A MERCURY ALTERNATIVE
A group of female miners is now replacing mercury with gravitymetric tables (or shaking) to filter out the denser particles of gold. This technique could also increase yields, and raise prices for buyers who demand clean gold.
The Tauro Fatima Artisanal Miners' Association's (AMATAF) head, Vilma Contreras said at a roadside workshop that the tables were constantly shaking behind her.
She explained that many miners choose mercury as it is easily available and because the process takes less time.
Due to concerns about a global trade conflict triggered by President Donald Trump's tariffs, gold prices have reached a high of over $3,000 per ounce. In 2024, gold prices increased by nearly 30%.
Price spikes have prompted illegal mining in South America, and a rise of violent crime, deforestation and human trafficking.
Contreras stated that AMATAF is expanding because more women are looking for a safer environment to raise their children in and they want the possibility of higher profits by selling sustainable gold and jewelry companies like Brilliant Earth or the local Casa Collab.
CLEAN GOLD MINERS WOMEN
Madre de Dios has the highest percentage of women mining owners in Peru, at 30%.
Contreras invested in AMATAF to become a formal mining organization with 11 operations located in Madre de Dios.
Four of the concessions are Fairmined certified by the Alliance for Responsible Mining. This certification attests to the group's efforts in mining "in an environmentally responsible manner".
Contreras stated that working in the formal sector is expensive because it requires you to hire employees and pay taxes.
You must reach this level if you wish to be able to work in peace and without being bothered by anyone.
Madre de Dios women miners want to learn from you and how to extract gold with no mercury.
Condori was filming everything on her pink phone case when she spotted a gravimetric tablet in the Paolita 2 concession on the Madre de Dios River.
She said, "I am always willing to learn new things every day to improve our methods."
Isabel Chua (25), a skilled shaker table operator, added black silt, containing gold, as water filtered along the sloped vibrating surfaces separating the heavier particles of gold.
Gold dust is heated in a container with mineral salt borax until it melts. A coin-sized nugget then is placed into the bucket of water for cooling.

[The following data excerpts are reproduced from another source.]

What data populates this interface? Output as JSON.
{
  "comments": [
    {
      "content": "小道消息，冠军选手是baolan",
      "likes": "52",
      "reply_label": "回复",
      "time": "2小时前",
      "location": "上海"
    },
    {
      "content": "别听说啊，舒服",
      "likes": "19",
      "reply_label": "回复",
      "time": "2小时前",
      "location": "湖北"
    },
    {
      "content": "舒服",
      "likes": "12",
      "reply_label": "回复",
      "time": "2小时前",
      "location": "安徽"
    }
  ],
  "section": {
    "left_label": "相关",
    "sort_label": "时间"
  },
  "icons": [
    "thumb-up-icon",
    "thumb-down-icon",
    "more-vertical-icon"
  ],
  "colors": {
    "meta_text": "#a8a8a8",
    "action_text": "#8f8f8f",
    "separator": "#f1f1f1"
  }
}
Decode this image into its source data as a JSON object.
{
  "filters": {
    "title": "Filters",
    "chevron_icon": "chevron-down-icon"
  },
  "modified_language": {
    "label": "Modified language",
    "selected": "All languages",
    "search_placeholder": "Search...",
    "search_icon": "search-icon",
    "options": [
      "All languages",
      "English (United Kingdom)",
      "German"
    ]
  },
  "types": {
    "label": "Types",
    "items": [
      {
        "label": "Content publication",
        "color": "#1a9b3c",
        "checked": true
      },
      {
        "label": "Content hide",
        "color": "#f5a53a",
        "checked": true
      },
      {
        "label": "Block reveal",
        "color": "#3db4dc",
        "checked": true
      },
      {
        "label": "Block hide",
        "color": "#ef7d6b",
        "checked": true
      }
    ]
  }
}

Pedro Ynfantes (67), the owner of a 450-hectare land concession, estimates that he can gain an additional gram of gold per day using the shaking table method as opposed to mercury.
Madre de Dios, Peru's most heavily-mined Amazon region. The region is centered on La Pampa between km 98 and 110 along the Inter-Oceanic highway, in the buffer area of the Tambopata National Reserve, which has a huge biodiverse.
Tourists flying to the regional capital Puerto Maldonado for jungle ecolodges can see the town and its surrounding wasteland in the lush green rainforest.
According to a report from the NGO Conservacion Amazonica, between 2021-2024 there were more than 1,331 mining machines and 10,924 illegal miners.
The report found that the area deforested by Madre de Dios increased by 67,000 ha in ten years, which represents 52% of total deforestation over 38 years.
France Cabanillas is the local coordinator of U.S. based non-profit Pure Earth. She said that while certain jewelry companies will pay more for gold free of mercury, women don't get anything extra when selling it locally.
Cabanillas explained that adapting to new technologies without mercury is like adopting any other relatively new practice or technique.
Local gold buyers don't pay more for gold that is free of mercury, and sustainable jewelers have difficulty flying it out the airport because there are restrictions on the transport of precious metal.
Cabanillas, however, said that the women had organized themselves and their movement was gaining momentum.